Abstract

The article focuses on the co-constitution of political subjectivities, political regimes and global political economy by exploring experiences of international travel by ordinary Yugoslav citizens. Political non-players (Ashis Nandy (1998) The intimate enemy: loss and recovery of self under colonialism (New Delhi: Oxford University Press)) and their everyday practices are key protagonists in the narrative of border crossings, migrations, translocations and regime sustenance. Taking a cue from Peter Taylor's (Modernities (Minneapolis: University of Minnesota Press, 1999)) analysis of ‘ordinary modernity’, the article examines the ways in which foreign travel helped create ‘ordinary comfort’ for ‘ordinary citizens’ in the Yugoslav communist experiment. The temporal focus is on the 1970s—time of grave economic crisis in Western Europe and the United States—and, thanks to petro-dollar debt, the time of unprecedented prosperity and largesse in Yugoslavia.
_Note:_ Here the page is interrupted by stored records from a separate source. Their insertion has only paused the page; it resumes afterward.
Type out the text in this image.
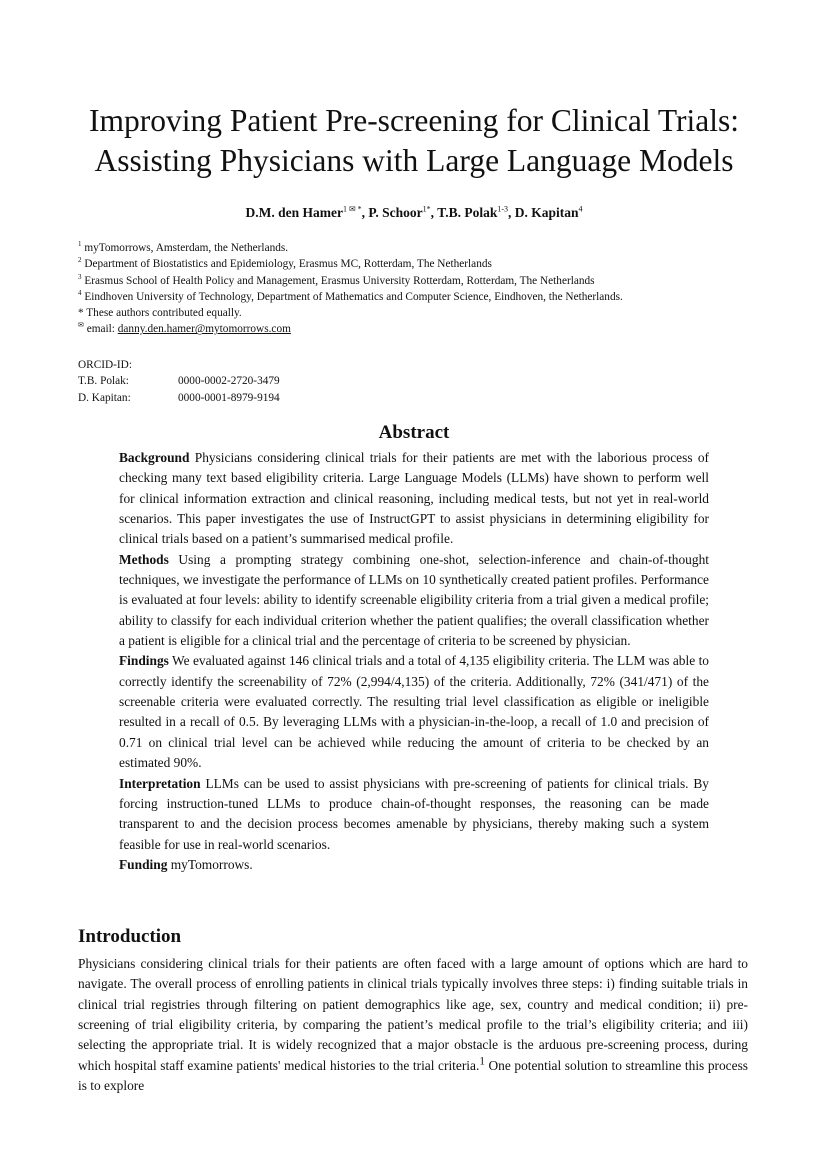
Improving Patient Pre-screening for Clinical Trials:
Assisting Physicians with Large Language Models
D.M. den Hamer$^{1 ✉ *}$, P. Schoor$^{1*}$, T.B. Polak$^{1-3}$, D. Kapitan$^4$
$^1$ myTomorrows, Amsterdam, the Netherlands.
$^2$ Department of Biostatistics and Epidemiology, Erasmus MC, Rotterdam, The Netherlands
$^3$ Erasmus School of Health Policy and Management, Erasmus University Rotterdam, Rotterdam, The Netherlands
$^4$ Eindhoven University of Technology, Department of Mathematics and Computer Science, Eindhoven, the Netherlands.
* These authors contributed equally.
✉ email: danny.den.hamer@mytomorrows.com
ORCID-ID:
T.B. Polak:	0000-0002-2720-3479
D. Kapitan:	0000-0001-8979-9194
Abstract

Background Physicians considering clinical trials for their patients are met with the laborious process of checking many text based eligibility criteria. Large Language Models (LLMs) have shown to perform well for clinical information extraction and clinical reasoning, including medical tests, but not yet in real-world scenarios. This paper investigates the use of InstructGPT to assist physicians in determining eligibility for clinical trials based on a patient’s summarised medical profile.

Methods Using a prompting strategy combining one-shot, selection-inference and chain-of-thought techniques, we investigate the performance of LLMs on 10 synthetically created patient profiles. Performance is evaluated at four levels: ability to identify screenable eligibility criteria from a trial given a medical profile; ability to classify for each individual criterion whether the patient qualifies; the overall classification whether a patient is eligible for a clinical trial and the percentage of criteria to be screened by physician.

Findings We evaluated against 146 clinical trials and a total of 4,135 eligibility criteria. The LLM was able to correctly identify the screenability of 72% (2,994/4,135) of the criteria. Additionally, 72% (341/471) of the screenable criteria were evaluated correctly. The resulting trial level classification as eligible or ineligible resulted in a recall of 0.5. By leveraging LLMs with a physician-in-the-loop, a recall of 1.0 and precision of 0.71 on clinical trial level can be achieved while reducing the amount of criteria to be checked by an estimated 90%.

Interpretation LLMs can be used to assist physicians with pre-screening of patients for clinical trials. By forcing instruction-tuned LLMs to produce chain-of-thought responses, the reasoning can be made transparent to and the decision process becomes amenable by physicians, thereby making such a system feasible for use in real-world scenarios.

Funding myTomorrows.

Introduction

Physicians considering clinical trials for their patients are often faced with a large amount of options which are hard to navigate. The overall process of enrolling patients in clinical trials typically involves three steps: i) finding suitable trials in clinical trial registries through filtering on patient demographics like age, sex, country and medical condition; ii) pre-screening of trial eligibility criteria, by comparing the patient’s medical profile to the trial’s eligibility criteria; and iii) selecting the appropriate trial. It is widely recognized that a major obstacle is the arduous pre-screening process, during which hospital staff examine patients' medical histories to the trial criteria.$^1$ One potential solution to streamline this process is to explore
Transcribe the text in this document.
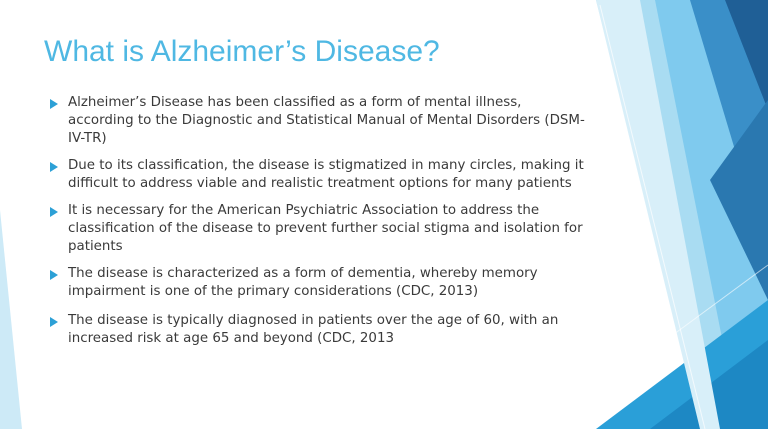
What is Alzheimer’s Disease?
Alzheimer’s Disease has been classified as a form of mental illness, according to the Diagnostic and Statistical Manual of Mental Disorders (DSM-IV-TR)
Due to its classification, the disease is stigmatized in many circles, making it difficult to address viable and realistic treatment options for many patients
It is necessary for the American Psychiatric Association to address the classification of the disease to prevent further social stigma and isolation for patients
The disease is characterized as a form of dementia, whereby memory impairment is one of the primary considerations (CDC, 2013)
The disease is typically diagnosed in patients over the age of 60, with an increased risk at age 65 and beyond (CDC, 2013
By looking at the variety of ways ordinary Yugoslavs travelled abroad and the representations of ‘abroad’ at home, the article explores the ways in which inostranstvo (the foreign world, the international) and its imaginary came to the rescue of the national, and how the liberty of travel (always contrasted to the ‘prison’ of other communist countries) obfuscated political and economic problems within.